Territorialisation et financement, le cas des lignes à grande vitesse et des gares TGV
Stéphanie Leheis, 2012
Cette fiche présente l’évolution des politiques de financement des transports en France et l’entrée en jeu des collectivités locales et leurs moyens de pression, depuis la fin des années 1990.
Le cas des lignes à grande vitesse est révélateur des enjeux soulevés par l’évolution des modes de financement des infrastructures de transport, et en particulier le rôle croissant des collectivités locales. Jusqu’au milieu des années 1990, les lignes à grande vitesse étaient financées en France exclusivement par la SNCF, par un recours à l’emprunt complété parfois par l’aide de l’Etat (sous forme d’une subvention, comme dans le cas de la LGV Atlantique).

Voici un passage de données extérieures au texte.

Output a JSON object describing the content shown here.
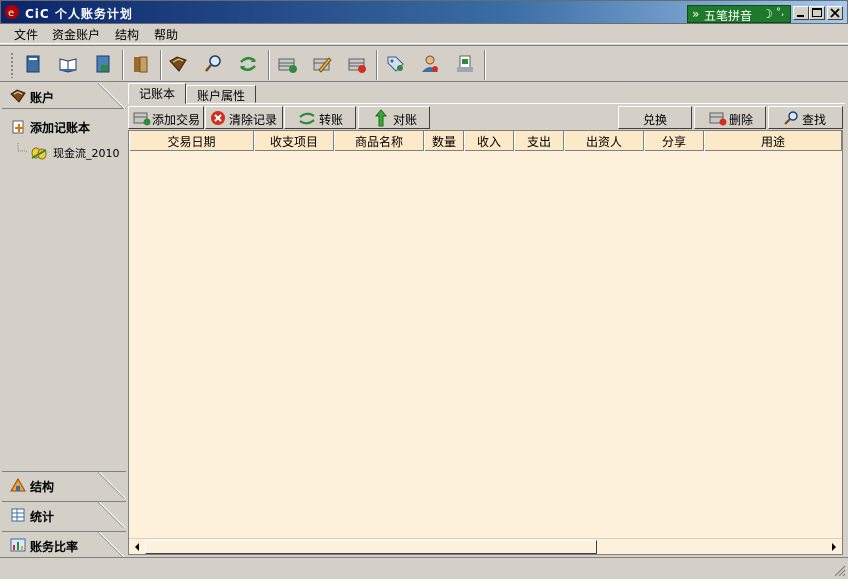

A partir de 1994, la création de RFF (Réseau ferré de France) change la donne. La loi de février 1997 qui sépare les activités de gestion et celles d’exploitation des infrastructures, en accord avec la directive européenne, permet de clarifier les comptes de la SNCF. La dette est inscrite au passif de RFF (à hauteur de 23,5 milliards d’euros en 1997). Or le décret du 5 mai 1997 portant sur les statuts de RFF instaure également un principe d’équilibre financier à RFF, qui conduit donc à l’interdiction de dégrader davantage les comptes de RFF. Donc l’engagement de RFF dans les nouveaux projets d’infrastructures est largement contraint et limité, ce qui implique une participation plus forte de la part de l’Etat et des collectivités.
Dans le cas de la LGV Est par exemple, la part de financement de RFF ne représente qu’un quart du coût total de l’investissement. Cette nouvelle répartition des financements est en grande partie liée à une dérive des coûts des projets de ligne à grande vitesse (Bonnafous, Crozet, 1997). Le processus de réalisation complexe se traduit par un coût au kilomètre des lignes qui a presque doublé, selon A. Bonnafous, passant de 5.03 million euros par kilomètres à 9.91 million euros par kilomètre. Les coûts augmentent d’un côté, et la rentabilité baisse de l’autre côté. Le schéma directeur des lignes à grande vitesse a classé les projets en fonction de leur rentabilité économique et socio-économique, qui déterminait en même temps leur ordre de priorité. Les lignes qui ont été construites en premier étaient aussi les plus rentables.
Ces évolutions modifient encore une fois le système d’acteurs en renforçant le poids notamment des collectivités locales qui deviennent un financeur important. La LGV Est est la première ligne où la contribution des collectivités est systématisée. Or dans un montage d’une telle complexité, il faut s’attendre à ce que chaque collectivité négocie sa participation contre des arrangements lié au tracé. C’est ce qui s’est passé sur la LGV Est, avec la menace de la région Alsace de quitter la table des négociations si l’Etat ne s’engageait pas dans la réalisation d’une phase 2 jusqu’à Strasbourg. De la même façon, on retrouve ce type de stratégie de la part des élus locaux dans les négociations autour du tracé de la LGV PACA, qui devrait prolonger la LGV Med jusqu’à l’Italie. Le Conseil général des Bouches-du-Rhône menace de se retirer du plan de financement si le tracé contournait Marseille.
A quoi peut-on s’attendre désormais ? Le retrait relatif de RFF, qui n’est plus aujourd’hui qu’un financeur parmi d’autres, peut laisser penser que la gouvernance des projets tend à être plus politique. Ce n’est plus RFF ou la SNCF qui dicte le projet en fonction de critères de rentabilité, mais l’Etat et les collectivités, responsables de l’aménagement du territoire. Pour autant, la participation du public dans les différentes instances de débats ne rend pas forcément la décision plus démocratique, comme en témoignent les nombreuses études sur les limites du débat public. Le retrait de RFF au profit de l’Etat et des collectivités ne réduit pas moins la décision à des critères économiques. L’Etat comme les collectivités ont des capacités financière réduites, souvent pas à la hauteur de leurs ambitions en matière d’aménagement du territoire. Ceux qui pourront négocier seront aussi ceux qui ont les moyens de participer au financement. Il restera aussi à convaincre des collectivités de participer au financement d’une ligne à grande vitesse qui ne passe pas forcément par leur territoire.